La sua fama di anacoreta si diffuse così tanto che fu costretto a cambiare varie volte dimora per sfuggire alla ressa di quanti accorrevano a lui per chiedere consiglio e per vederlo.

Il dipinto raffigura sant'Antonio Abate trascinato in aria da un nutrito gruppo di demoni, tipici della tradizione nordica, con dettagli fantasiosi e realizzati come un collage di numerosi animali. Le parti più grottesche, come le espressioni truci o i lunghi artigli dei demoni, appaiono attenuate dal pennello dell'artista. In basso si apre un lontano paesaggio tra le quinte di due speroni rocciosi, con quello sinistro più pronunciato: si tratta di un'aggiunta rispetto al modello. 

Un luogo adatto

Quello che accomuna i tre eremiti é la ricerca di un luogo al riparo da tutti. Un isola, microscopica sarebbe indubbiamente un ottima soluzione, ma non parlami di Alcatraz ad un tiro di schioppo da una città. Ebbene quest'isola esiste ed é stata utilizzata proprio in quest'ottica

Vista aerea di Skellig Michael

Due scogli rocciosi emergono dall'Oceano Atlantico a una dozzina di chilometri dalla costa della contea di Kerry.

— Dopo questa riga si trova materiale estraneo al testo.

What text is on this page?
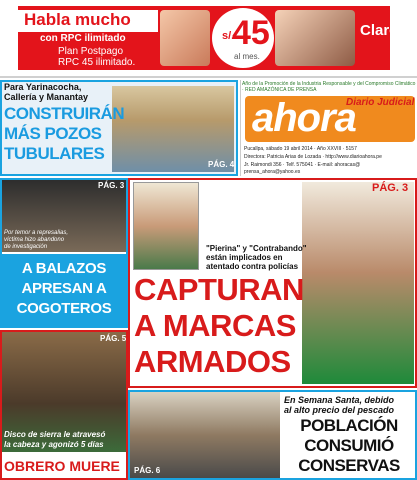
Habla mucho
con RPC ilimitado
Plan Postpago
RPC 45 ilimitado.
s/.
45
al mes.
Claro
Para Yarinacocha,
Callería y Manantay
CONSTRUIRÁN
MÁS POZOS
TUBULARES
PÁG. 4
Año de la Promoción de la Industria Responsable y del Compromiso Climático · RED AMAZÓNICA DE PRENSA
ahora
Diario Judicial
Pucallpa, sábado 19 abril 2014 · Año XXVIII · 5157
Directora: Patricia Arias de Lozada · http://www.diarioahora.pe
Jr. Raimondi 356 · Telf. 575041 · E-mail: ahoracas@
prensa_ahora@yahoo.es
PÁG. 3
Por temor a represalias,
víctima hizo abandono
de investigación
A BALAZOS
APRESAN A
COGOTEROS
PÁG. 3
"Pierina" y "Contrabando"
están implicados en
atentado contra policías
CAPTURAN
A MARCAS
ARMADOS
PÁG. 5
Disco de sierra le atravesó
la cabeza y agonizó 5 días
OBRERO MUERE PÁG. 6
En Semana Santa, debido
al alto precio del pescado
POBLACIÓN
CONSUMIÓ
CONSERVAS
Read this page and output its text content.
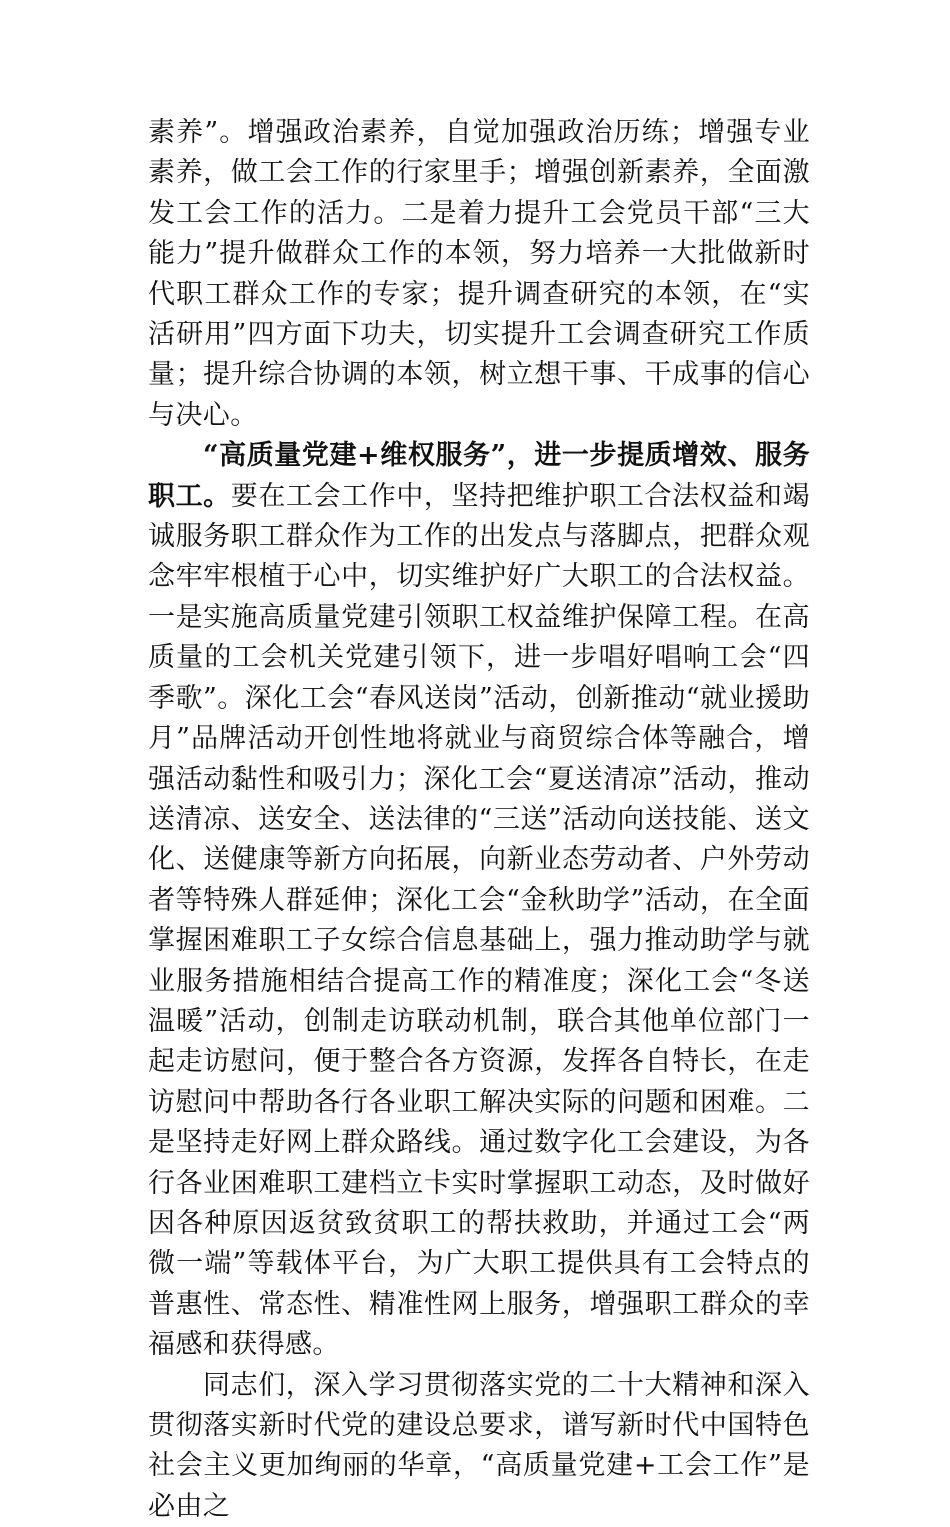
素养”。增强政治素养，自觉加强政治历练；增强专业素养，做工会工作的行家里手；增强创新素养，全面激发工会工作的活力。二是着力提升工会党员干部“三大能力”提升做群众工作的本领，努力培养一大批做新时代职工群众工作的专家；提升调查研究的本领，在“实活研用”四方面下功夫，切实提升工会调查研究工作质量；提升综合协调的本领，树立想干事、干成事的信心与决心。

“高质量党建+维权服务”，进一步提质增效、服务职工。要在工会工作中，坚持把维护职工合法权益和竭诚服务职工群众作为工作的出发点与落脚点，把群众观念牢牢根植于心中，切实维护好广大职工的合法权益。一是实施高质量党建引领职工权益维护保障工程。在高质量的工会机关党建引领下，进一步唱好唱响工会“四季歌”。深化工会“春风送岗”活动，创新推动“就业援助月”品牌活动开创性地将就业与商贸综合体等融合，增强活动黏性和吸引力；深化工会“夏送清凉”活动，推动送清凉、送安全、送法律的“三送”活动向送技能、送文化、送健康等新方向拓展，向新业态劳动者、户外劳动者等特殊人群延伸；深化工会“金秋助学”活动，在全面掌握困难职工子女综合信息基础上，强力推动助学与就业服务措施相结合提高工作的精准度；深化工会“冬送温暖”活动，创制走访联动机制，联合其他单位部门一起走访慰问，便于整合各方资源，发挥各自特长，在走访慰问中帮助各行各业职工解决实际的问题和困难。二是坚持走好网上群众路线。通过数字化工会建设，为各行各业困难职工建档立卡实时掌握职工动态，及时做好因各种原因返贫致贫职工的帮扶救助，并通过工会“两微一端”等载体平台，为广大职工提供具有工会特点的普惠性、常态性、精准性网上服务，增强职工群众的幸福感和获得感。

同志们，深入学习贯彻落实党的二十大精神和深入贯彻落实新时代党的建设总要求，谱写新时代中国特色社会主义更加绚丽的华章，“高质量党建+工会工作”是必由之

Skellig Michael o "La Roccia di San Michele", il più grande dei due Skellig Rocks, è il più spettacolare di tutti i siti monastici dell'isola del primo Medioevo, con un monastero ben conservato e un eremo remoto. Il pinnacolo è costituito da due picchi di Old Red Sandstone con una valle tra di loro. Il picco meridionale è alto 218 metri e veniva utilizzato come eremo, mentre il picco inferiore, alto 183 metri, contiene il sito monastico principale.  

Vista aerea di Beehive Huts Skellig Michael

La valle tra i due picchi è nota come Christ's Saddle. L'isolamento dell'isola ha contribuito a preservare e proteggere i resti monastici.